Wherever feasible, this is the time for organizations to double down on innovation, digitalization, and AI. If anything has become clear, it is that if you are not ready to become digital-first and be innovative, you may not survive another pandemic, worse still, not even this one. It is imperative that organizations and teams around the world realize the importance of digitalization and innovation. These are not buzzwords, sideshows, afterthoughts, website space-fillers, or crowd-pullers; they may very well save your teams and organizations. Don’t learn this the hard way.

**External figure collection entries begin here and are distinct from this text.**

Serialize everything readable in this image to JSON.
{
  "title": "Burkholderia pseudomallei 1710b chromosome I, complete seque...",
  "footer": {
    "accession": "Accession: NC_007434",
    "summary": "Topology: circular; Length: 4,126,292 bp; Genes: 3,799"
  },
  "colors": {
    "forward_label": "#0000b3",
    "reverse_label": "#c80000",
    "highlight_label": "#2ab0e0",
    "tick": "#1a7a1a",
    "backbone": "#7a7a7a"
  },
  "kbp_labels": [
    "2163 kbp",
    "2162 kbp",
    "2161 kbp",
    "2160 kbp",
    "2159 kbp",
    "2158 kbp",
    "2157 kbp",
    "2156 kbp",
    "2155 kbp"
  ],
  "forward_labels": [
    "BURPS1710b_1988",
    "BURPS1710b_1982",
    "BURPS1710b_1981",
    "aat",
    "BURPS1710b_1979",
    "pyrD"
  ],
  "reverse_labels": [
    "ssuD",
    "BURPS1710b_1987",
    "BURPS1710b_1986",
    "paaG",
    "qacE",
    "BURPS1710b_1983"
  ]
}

This is a time for reflection and evaluation of your organization’s digital capabilities and innovation arsenal and to seek help wherever needed. If you are a service provider, now is the time to service your clients better and you will be better off for it post this crisis. Wherever feasible, do consider offering these services for free or at a reduced price during this crisis. Help your clients make better decisions using their existing data. Introduce them to how digitalization, data analytics, and AI can open new doors and create new business opportunities. Make a sincere effort to invest in your clients now and I am sure they will reward you with a lifetime of loyalty. Post the pandemic, when life is back to the new normal, the visionary leaders will have take already taken on digitalization and innovation projects and you don’t want to be left behind.

In every organization, the innovation engines must not stop, in fact they should spur on with twice the capacity so that they can take on the newly created challenges once lives are back to the new normal.

What could it mean for different industries?

In insurance companies this could mean more chatbots, more agents on video calls on i-pads, more automated claims reporting, more automated claims processing, customer onboarding, and superfast claim payments.

In banks, this could mean more video tellers, e-payments, no-touch loan processing, and other features.

In logistics companies, this could mean using more autonomous vehicles and drones.

In restaurants, more automated ordering and delivery.

For establishments like malls and restaurants, it could mean more robots assisting with sanitation tasks.

In hospitality and travel, it could mean more holographic telepresence.

In education, it could mean more e-learning.

All in all, let’s endeavor to come back stronger than when we went into this crisis.